Portanto, o que Lefebvre indica é que a lógica industrial criou valores calcados em finalidade, organização e eficiência, se considerando racional, porém, o que a vida cotidiana aponta é o contrário: a sociedade é tomada por racionalismo limitado e um irracionalismo fomentados pelo economicismo e o tecnicismo - “técnicos” de um lado enquanto alienantes e vazios de outro. Por isso, é preciso uma reapropriação do ser humano de seus próprios desejos, que está evidente sob as contradições da lógica de consumo que destrói o passado, condiciona-se em satisfação volátil e o tédio. É o caráter decepcionante do consumo, sustentado pela ideologia propagada na publicidade - a satisfação do consumidor e a existência imaginária desses objetos satisfatórios.

Como ponto de partida de uma reflexão, aponto para a possibilidade de assimilação dessa proposta de Lefebvre possamos compreender de forma diferente e crítica alguns fundamentos para as normas de direito do consumidor, como aquelas atreladas à escola da escolha racional que indicam um comportamento na formação de decisão do consumidor - tal qual o Direito que busca estimular ou coibir certas práticas. Mesmo que a partir desses estudos seja possível apontar importantes assimetrias de informação entre fornecedor e consumidor, condicionando a tomadas de decisões equivocadas - sob o ponto de vista do desejo - em Lefebvre podemos dar um passo atrás para dar dois a frente, ao compreender a condição de irracionalidade e o verdadeiro vazio que se encontra o sujeito - justamente por ser consumidor.
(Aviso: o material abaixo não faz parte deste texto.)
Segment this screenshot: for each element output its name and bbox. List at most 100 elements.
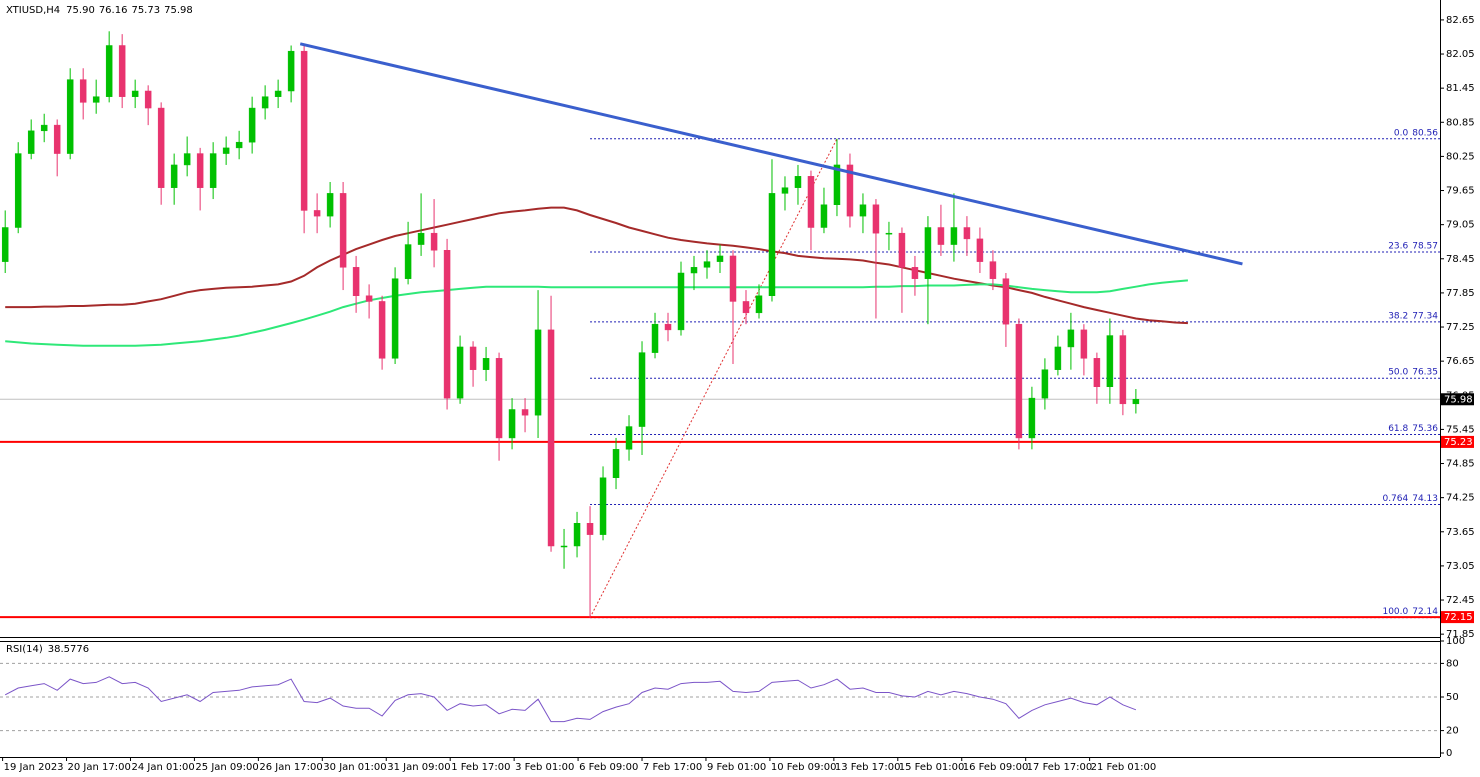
candle-body — [729, 255, 737, 302]
candle-body — [248, 107, 256, 143]
candle-body — [703, 261, 711, 268]
x-tick-label: 3 Feb 01:00 — [515, 762, 574, 773]
rsi-y-tick-label: 0 — [1446, 748, 1452, 759]
candle-body — [170, 164, 178, 188]
y-tick-label: 73.65 — [1446, 527, 1475, 538]
candle-body — [495, 358, 503, 439]
fib-value: 77.34 — [1412, 311, 1438, 321]
candle-body — [430, 232, 438, 251]
candle-body — [534, 329, 542, 416]
y-tick-label: 74.85 — [1446, 459, 1475, 470]
candle-body — [599, 477, 607, 535]
y-tick-label: 82.65 — [1446, 15, 1475, 26]
candle-body — [1041, 369, 1049, 399]
candle-body — [820, 204, 828, 228]
fib-ratio: 100.0 — [1382, 607, 1408, 617]
candle-body — [92, 96, 100, 103]
x-tick-label: 31 Jan 09:00 — [387, 762, 450, 773]
candle-body — [573, 523, 581, 547]
x-tick-label: 15 Feb 01:00 — [899, 762, 965, 773]
candle-body — [1002, 278, 1010, 325]
candle-body — [989, 261, 997, 279]
candle-body — [443, 250, 451, 399]
candle-body — [157, 107, 165, 188]
candle-body — [794, 176, 802, 188]
candle-body — [833, 164, 841, 205]
candle-body — [1080, 329, 1088, 359]
fib-ratio: 61.8 — [1388, 424, 1408, 434]
candle-body — [716, 255, 724, 262]
candle-body — [924, 227, 932, 279]
candle-body — [664, 323, 672, 331]
x-tick-label: 6 Feb 09:00 — [579, 762, 638, 773]
ohlc-open: 75.90 — [66, 5, 95, 16]
candle-body — [807, 176, 815, 228]
x-tick-label: 10 Feb 09:00 — [771, 762, 837, 773]
candle-body — [118, 45, 126, 97]
fib-value: 74.13 — [1412, 494, 1438, 504]
ohlc-low: 75.73 — [131, 5, 160, 16]
candle-body — [625, 426, 633, 450]
rsi-line — [4, 676, 1137, 723]
rsi-name: RSI(14) — [6, 644, 43, 655]
y-tick-label: 75.45 — [1446, 424, 1475, 435]
candle-body — [1015, 323, 1023, 439]
axes: 82.65 82.05 81.45 80.85 80.25 79.65 79.05 78.45… — [2, 15, 1475, 773]
symbol: XTIUSD,H4 — [6, 5, 60, 16]
candle-body — [131, 90, 139, 97]
rsi-title: RSI(14) 38.5776 — [6, 644, 89, 655]
candle-body — [508, 409, 516, 439]
candle-body — [391, 278, 399, 359]
fib-ratio: 0.0 — [1394, 128, 1409, 138]
fib-ratio: 38.2 — [1388, 311, 1408, 321]
x-tick-label: 25 Jan 09:00 — [195, 762, 258, 773]
y-tick-label: 79.05 — [1446, 220, 1475, 231]
candle-body — [313, 210, 321, 217]
fib-ratio: 0.764 — [1382, 494, 1408, 504]
candle-body — [404, 244, 412, 279]
candle-body — [1106, 335, 1114, 387]
candle-body — [612, 449, 620, 478]
price-box — [1441, 611, 1474, 624]
x-tick-label: 17 Feb 17:00 — [1027, 762, 1093, 773]
candle-body — [66, 79, 74, 154]
candle-body — [274, 90, 282, 97]
rsi-last-value: 38.5776 — [48, 644, 89, 655]
y-tick-label: 82.05 — [1446, 49, 1475, 60]
y-tick-label: 80.85 — [1446, 117, 1475, 128]
y-tick-label: 71.85 — [1446, 629, 1475, 640]
candle-body — [53, 124, 61, 154]
fib-ratio: 50.0 — [1388, 368, 1408, 378]
candle-body — [378, 301, 386, 359]
fib-value: 75.36 — [1412, 424, 1438, 434]
x-tick-label: 9 Feb 01:00 — [707, 762, 766, 773]
candle-body — [521, 409, 529, 416]
x-tick-label: 30 Jan 01:00 — [323, 762, 386, 773]
candle-body — [1, 227, 9, 262]
candle-body — [209, 153, 217, 188]
candle-body — [963, 227, 971, 240]
fib-value: 72.14 — [1412, 607, 1438, 617]
fib-diagonal — [589, 138, 838, 618]
candle-body — [105, 45, 113, 97]
candle-body — [183, 153, 191, 166]
rsi-y-tick-label: 20 — [1446, 726, 1459, 737]
ohlc-high: 76.16 — [99, 5, 128, 16]
candle-body — [417, 232, 425, 245]
candle-body — [1093, 358, 1101, 387]
x-tick-label: 21 Feb 01:00 — [1091, 762, 1157, 773]
candle-body — [40, 124, 48, 132]
x-tick-label: 16 Feb 09:00 — [963, 762, 1029, 773]
y-tick-label: 80.25 — [1446, 151, 1475, 162]
x-tick-label: 7 Feb 17:00 — [643, 762, 702, 773]
price-box — [1441, 435, 1474, 448]
candle-body — [261, 96, 269, 109]
candle-body — [976, 238, 984, 262]
candle-body — [560, 545, 568, 548]
price-panel: 80.560.0 78.57 23.6 77.34 38.2 76.35 50.0 75.36… — [0, 31, 1440, 619]
price-box-label: 75.98 — [1444, 394, 1473, 405]
candle-body — [651, 323, 659, 353]
candle-body — [456, 346, 464, 399]
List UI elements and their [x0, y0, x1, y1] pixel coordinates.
            Sob o contexto crítico de Lefebvre, o consumo e as decisões do consumidor estão sempre sob significantes irracionais. Portanto, não há práticas devidamente racionais na prática do consumo, mas sim pretensamente racionais baseadas em fundamentos imaginários de satisfação. Ou seja, por exemplo, o consumo de um produto dito saudável, nada tem a ver com a necessidade de saúde do consumidor, mas sim com um imaginário em que a saúde é satisfatória. Há, na verdade, um agravante inconciliável da condição de vulnerabilidade, tão candente ao Direito do Consumidor.

 

Notas e Referências

BONFIGLI, Fiammetta; KNEBEL, Norberto Milton Paiva. O Direito à Cidade enquanto prática jurídica no neoliberalismo. In: XXVI Congresso Nacional do Conpedi, 2017. São Luís – MA. Anais do GT Direito Urbanístico, Cidade e Alteridade. Florianópolis, 2017. Disponível em: https://www.conpedi.org.br/publicacoes/27ixgmd9/m4wql6h3

LEFEBVRE, Henri. A vida cotidiana no mundo moderno. Tradução: Alcides João de Barros. São Paulo: Editora Ática, 1991.